The consul took us to the
bidonville
where they lived. It was not pretty: the kind of sight you expect in Calcutta but not the South of France. The huts were situated in the middle of the municipal garbage tip: rickety plyboard shacks or wrecked delivery vans, patched with sheet plastic to keep out the wind. We looked out over the acres of filth, the fires that blew acrid smoke in our faces, and the whole place seething with rats in the middle of the day. ‘The French landscape is beautiful,' said the consul. ‘
La douce France
if you don't look too hard.' There was nowhere else in La Ciotat for the men to go. Besides, they felt safer here than in the town: even though two French boys, in September, stuck the barrel of a sub-machine-gun through the fence and fired.
The men were brooding and listless. They put on a cheerful show for the consul, but couldn't keep it up. One newcomer, Mebarak ben Manaa Aich, a fair-haired boy from Sétif, had injured his shoulder terracing for gas-tanks. He was plainly terrified and had taken to his bed, but we noticed he had the spirit and the Muslim love of flowers to tear a page from a bulb-merchant's catalogue, showing two gladioli, and had pinned it to the wall. The consul pointed to a shack even more tumbledown than the others. It was the Shanghai Bar. ‘There's always hope,' he said melodramatically, ‘if they can call that the Shanghai Bar.'
Nor is Camp Colgate a pretty sight. It began life as an Allied prisoner of war camp, then it was a centre for Jewish refugees, and then it became the biggest
bidonville
in Marseilles, for Algerians and their families. The city authorities are pulling it down, and the inmates will get better housing: no small task when the size of the average family is 9.7 persons.
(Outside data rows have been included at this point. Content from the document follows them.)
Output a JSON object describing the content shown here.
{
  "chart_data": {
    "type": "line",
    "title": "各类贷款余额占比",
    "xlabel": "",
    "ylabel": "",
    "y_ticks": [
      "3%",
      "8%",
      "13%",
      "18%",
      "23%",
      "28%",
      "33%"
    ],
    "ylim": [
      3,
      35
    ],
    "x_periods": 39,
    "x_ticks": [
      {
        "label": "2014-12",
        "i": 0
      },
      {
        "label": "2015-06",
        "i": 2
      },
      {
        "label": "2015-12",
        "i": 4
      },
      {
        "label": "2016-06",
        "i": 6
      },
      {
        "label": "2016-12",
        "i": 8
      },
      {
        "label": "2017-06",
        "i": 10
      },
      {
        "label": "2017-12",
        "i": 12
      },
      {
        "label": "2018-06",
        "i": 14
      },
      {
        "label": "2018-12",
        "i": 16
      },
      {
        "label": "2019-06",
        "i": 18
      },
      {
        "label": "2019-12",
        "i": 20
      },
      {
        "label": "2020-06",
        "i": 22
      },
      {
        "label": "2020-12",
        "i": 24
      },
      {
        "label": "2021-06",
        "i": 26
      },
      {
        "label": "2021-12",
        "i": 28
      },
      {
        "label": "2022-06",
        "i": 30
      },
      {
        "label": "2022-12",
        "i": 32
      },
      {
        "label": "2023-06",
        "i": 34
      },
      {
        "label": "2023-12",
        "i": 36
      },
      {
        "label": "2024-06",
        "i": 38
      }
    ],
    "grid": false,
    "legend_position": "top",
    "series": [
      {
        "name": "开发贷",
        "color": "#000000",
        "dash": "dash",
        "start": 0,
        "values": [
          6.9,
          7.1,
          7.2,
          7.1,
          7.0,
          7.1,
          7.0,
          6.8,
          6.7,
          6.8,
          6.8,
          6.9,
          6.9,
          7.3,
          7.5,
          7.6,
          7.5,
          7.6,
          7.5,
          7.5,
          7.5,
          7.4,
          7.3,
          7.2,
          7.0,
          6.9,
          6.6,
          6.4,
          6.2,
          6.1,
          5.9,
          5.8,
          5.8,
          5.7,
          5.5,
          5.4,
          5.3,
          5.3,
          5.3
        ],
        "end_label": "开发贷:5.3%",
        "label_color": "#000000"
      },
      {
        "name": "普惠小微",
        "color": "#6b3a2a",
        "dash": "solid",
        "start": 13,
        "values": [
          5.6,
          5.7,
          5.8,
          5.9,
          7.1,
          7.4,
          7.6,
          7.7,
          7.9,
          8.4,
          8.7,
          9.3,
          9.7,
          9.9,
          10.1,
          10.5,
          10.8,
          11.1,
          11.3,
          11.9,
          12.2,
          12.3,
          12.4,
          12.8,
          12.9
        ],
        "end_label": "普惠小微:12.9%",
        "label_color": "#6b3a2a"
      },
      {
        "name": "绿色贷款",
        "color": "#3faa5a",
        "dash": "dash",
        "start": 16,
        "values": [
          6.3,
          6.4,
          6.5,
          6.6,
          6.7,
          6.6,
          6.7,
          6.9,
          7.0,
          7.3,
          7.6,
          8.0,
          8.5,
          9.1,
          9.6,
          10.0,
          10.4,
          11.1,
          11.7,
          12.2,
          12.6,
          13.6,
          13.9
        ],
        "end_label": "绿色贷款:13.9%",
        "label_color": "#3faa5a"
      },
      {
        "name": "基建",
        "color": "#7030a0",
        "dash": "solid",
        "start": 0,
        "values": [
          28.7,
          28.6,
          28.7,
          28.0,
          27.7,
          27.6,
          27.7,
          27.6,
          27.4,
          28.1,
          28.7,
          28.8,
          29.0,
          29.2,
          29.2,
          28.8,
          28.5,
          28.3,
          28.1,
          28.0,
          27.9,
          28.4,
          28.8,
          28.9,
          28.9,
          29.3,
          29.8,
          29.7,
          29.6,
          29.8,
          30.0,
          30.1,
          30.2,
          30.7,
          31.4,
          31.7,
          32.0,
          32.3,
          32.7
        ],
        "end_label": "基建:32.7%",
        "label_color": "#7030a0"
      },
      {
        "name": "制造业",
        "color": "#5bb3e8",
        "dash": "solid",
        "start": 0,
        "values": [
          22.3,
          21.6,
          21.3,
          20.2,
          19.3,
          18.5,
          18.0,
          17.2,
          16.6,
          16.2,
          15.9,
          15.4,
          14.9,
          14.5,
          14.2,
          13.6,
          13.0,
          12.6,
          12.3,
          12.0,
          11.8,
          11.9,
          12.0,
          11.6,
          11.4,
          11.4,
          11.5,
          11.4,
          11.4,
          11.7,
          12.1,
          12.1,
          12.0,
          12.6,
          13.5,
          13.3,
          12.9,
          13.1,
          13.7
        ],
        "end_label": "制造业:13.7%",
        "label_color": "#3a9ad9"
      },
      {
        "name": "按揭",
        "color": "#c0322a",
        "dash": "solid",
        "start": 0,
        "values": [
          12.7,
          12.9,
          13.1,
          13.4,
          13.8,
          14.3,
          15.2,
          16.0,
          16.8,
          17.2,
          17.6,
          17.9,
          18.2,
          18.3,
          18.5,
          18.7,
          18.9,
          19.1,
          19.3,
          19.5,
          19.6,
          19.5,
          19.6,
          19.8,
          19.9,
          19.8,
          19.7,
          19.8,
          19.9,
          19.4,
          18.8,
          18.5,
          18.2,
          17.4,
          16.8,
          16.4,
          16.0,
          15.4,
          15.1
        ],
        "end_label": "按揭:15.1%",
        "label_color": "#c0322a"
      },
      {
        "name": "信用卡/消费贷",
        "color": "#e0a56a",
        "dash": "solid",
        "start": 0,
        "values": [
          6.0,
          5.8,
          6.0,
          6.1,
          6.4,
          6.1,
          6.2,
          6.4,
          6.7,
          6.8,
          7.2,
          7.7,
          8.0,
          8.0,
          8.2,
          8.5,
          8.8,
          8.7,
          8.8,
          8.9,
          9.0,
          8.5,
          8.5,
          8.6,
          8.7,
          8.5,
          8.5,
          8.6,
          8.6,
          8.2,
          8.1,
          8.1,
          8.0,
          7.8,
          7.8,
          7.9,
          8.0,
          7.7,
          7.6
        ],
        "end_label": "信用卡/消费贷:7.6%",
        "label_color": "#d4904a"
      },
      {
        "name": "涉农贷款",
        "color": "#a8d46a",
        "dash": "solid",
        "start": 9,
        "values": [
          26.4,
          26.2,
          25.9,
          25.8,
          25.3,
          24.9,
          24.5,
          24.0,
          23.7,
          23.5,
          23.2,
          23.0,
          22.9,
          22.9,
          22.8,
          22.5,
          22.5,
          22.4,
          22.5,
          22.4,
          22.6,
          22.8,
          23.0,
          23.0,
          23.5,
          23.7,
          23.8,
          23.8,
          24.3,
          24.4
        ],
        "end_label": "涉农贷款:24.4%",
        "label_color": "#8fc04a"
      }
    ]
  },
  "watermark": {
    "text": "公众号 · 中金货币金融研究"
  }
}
But that afternoon there were the usual tired and hostile stares, and the screaming children playing over broken glass, and a party of French press-photographers clicking their shutters like visitors to a zoo. We went inside the Mosque: an old Nissen hut. There were red carpets on the floor. The walls were painted pale green and on them hung strings of rosary beads and the Name of Allah. The Imam Bashir was softly reading the suras of the Koran to a circle of worshippers, and somehow there was a notion, not lost, of all men equal in the sight of God.